In England, Thomas Beecham espoused the cause of Sibelius early on; in the 1950s and 60s, Herbert von Karajan continued the cause, somewhat unusually for a German; Sibelius was popular in Scandinavia, in Russia and in Britain – perhaps also in America – but had made little impact in Germany, and pretty well none at all in France or Italy. Sibelius's music is music of the North, with icy winds and freezing frost. The second and fifth symphonies have become almost popular (a Frenchman, Pierre Monteux, made a very fine recording of the second symphony back in 1958, again with the LSO). I grew up in my distant teens with the sixth and seventh symphonies (Philharmonia under von Karajan) and still have a soft spot for these two; like a long draft of pure, cool, spring water. The earlier Sibelius symphonies still show his debt to Tchaikovsky and the Russians; the later symphonies are pure Nordic Sibelius. Many Beecham Sibelius recordings are still available, as are the recordings made by von Karajan, first with the Philharmonia, then with the Berlin Philharmonic — I prefer the earlier Philharmonia recordings, where von Karajan was less obsessed with pure, silky sound, and the Philharmonia was at its peak in the 1950s with Klemperer and von Karajan in and out of the recording studios and concert halls, all presided over by Walter Legge. I even have a recording conducted by Furtwängler of En Saga (1943, Berlin Philharmonic) and, in the same year, he conducted Georg Kulenkampff in the violin concerto. Praga Digital is currently re-issuing re-vamped transfers of the Karajan-Philharmonia symphonies five, six, and seven. I have my name down.

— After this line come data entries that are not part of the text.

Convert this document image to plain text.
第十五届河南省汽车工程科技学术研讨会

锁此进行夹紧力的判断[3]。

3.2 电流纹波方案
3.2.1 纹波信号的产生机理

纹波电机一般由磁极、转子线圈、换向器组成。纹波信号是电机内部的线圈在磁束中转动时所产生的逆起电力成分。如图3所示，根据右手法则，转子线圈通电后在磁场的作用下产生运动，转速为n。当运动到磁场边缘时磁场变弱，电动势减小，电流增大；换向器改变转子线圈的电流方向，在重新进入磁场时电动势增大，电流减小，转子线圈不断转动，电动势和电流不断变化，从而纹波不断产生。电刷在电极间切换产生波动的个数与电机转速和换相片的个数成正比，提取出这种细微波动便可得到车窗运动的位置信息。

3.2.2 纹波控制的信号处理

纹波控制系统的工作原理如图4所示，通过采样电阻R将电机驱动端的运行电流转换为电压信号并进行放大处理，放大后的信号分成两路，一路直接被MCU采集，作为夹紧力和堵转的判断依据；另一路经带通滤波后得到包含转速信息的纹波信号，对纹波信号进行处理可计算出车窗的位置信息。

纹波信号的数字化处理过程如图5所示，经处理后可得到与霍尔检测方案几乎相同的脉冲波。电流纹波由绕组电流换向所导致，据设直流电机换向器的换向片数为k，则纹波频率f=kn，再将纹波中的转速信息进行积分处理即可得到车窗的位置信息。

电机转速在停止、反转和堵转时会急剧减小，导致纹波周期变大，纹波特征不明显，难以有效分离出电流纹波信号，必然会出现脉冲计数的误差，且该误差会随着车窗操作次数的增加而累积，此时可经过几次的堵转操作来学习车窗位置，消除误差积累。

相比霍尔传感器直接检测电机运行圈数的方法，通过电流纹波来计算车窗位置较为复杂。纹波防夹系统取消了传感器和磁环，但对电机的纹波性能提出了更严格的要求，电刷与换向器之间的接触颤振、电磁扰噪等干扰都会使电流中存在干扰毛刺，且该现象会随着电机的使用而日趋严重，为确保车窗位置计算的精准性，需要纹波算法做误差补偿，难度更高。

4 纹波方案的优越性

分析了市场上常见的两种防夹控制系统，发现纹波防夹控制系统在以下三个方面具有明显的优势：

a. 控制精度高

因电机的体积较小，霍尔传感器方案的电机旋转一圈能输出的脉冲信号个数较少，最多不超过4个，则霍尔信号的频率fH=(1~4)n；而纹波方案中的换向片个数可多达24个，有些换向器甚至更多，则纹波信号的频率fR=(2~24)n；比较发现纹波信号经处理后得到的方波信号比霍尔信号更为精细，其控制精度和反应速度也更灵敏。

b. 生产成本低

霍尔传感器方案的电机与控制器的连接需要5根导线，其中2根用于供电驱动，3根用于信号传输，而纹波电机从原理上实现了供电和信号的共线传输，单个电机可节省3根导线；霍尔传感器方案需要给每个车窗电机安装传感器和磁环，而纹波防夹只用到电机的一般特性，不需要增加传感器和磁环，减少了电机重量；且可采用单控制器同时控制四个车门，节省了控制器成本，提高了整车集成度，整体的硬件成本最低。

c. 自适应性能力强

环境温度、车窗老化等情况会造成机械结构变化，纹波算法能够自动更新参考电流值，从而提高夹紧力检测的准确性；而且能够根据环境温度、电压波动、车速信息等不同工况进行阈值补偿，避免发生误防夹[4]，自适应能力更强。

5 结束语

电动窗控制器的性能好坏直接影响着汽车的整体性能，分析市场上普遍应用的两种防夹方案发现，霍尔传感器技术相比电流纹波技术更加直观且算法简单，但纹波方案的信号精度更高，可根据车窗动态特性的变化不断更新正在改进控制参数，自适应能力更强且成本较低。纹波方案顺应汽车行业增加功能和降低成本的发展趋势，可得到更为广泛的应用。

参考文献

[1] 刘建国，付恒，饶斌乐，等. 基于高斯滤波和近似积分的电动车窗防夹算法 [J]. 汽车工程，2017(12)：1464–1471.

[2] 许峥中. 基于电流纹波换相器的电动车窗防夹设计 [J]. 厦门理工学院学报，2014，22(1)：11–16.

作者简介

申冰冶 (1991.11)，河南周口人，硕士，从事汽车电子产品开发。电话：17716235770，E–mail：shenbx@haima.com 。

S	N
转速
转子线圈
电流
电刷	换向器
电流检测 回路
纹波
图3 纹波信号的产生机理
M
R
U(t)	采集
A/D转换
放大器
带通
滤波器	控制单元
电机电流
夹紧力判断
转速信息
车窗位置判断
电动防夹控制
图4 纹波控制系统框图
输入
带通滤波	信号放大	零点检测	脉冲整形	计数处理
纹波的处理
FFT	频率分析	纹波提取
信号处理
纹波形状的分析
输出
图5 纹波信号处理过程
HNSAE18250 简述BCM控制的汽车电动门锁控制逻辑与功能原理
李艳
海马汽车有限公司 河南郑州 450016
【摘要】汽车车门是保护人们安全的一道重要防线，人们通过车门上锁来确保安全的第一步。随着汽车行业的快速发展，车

And for the violin concerto? I have 56 different recordings, the classics being the Heifetz and the Neveu recordings from earlier in the last century. Pretty well every violinist that ever drew a bow has recorded the work, which has joined the Mendelssohn and Tchaikovsky concertos at the top of the A-list. My modern choice would probably be one of the two recordings with Lisa Batiashvili playing. Or maybe Vadim Repin (I have no less than six different recordings of Repin playing this work).

Sibelius avoided the gigantism and long-windedness that characterised much of the music at the end of the nineteenth century and the beginning of the twentieth; Wagner, Bruckner, Mahler and Elgar all wrote music that, arguably, often goes on just too long. Most of Sibelius's symphonies come in comfortably at around 30 minutes each; a good listening span. In self-imposed musical exile after his seventh symphony, he shunned the sterile cul-de-sac of the serialists such as Schönberg, Berg and their acolytes, fortunately for his music and his future reputation. My mini- Sibelius festival over, I'll nevertheless not re-shelve the CDs but will keep them by me. I value all seven Sibelius symphonies, even the fourth that proves that the Russians do not have a monopoly on musical pessimism and gloom.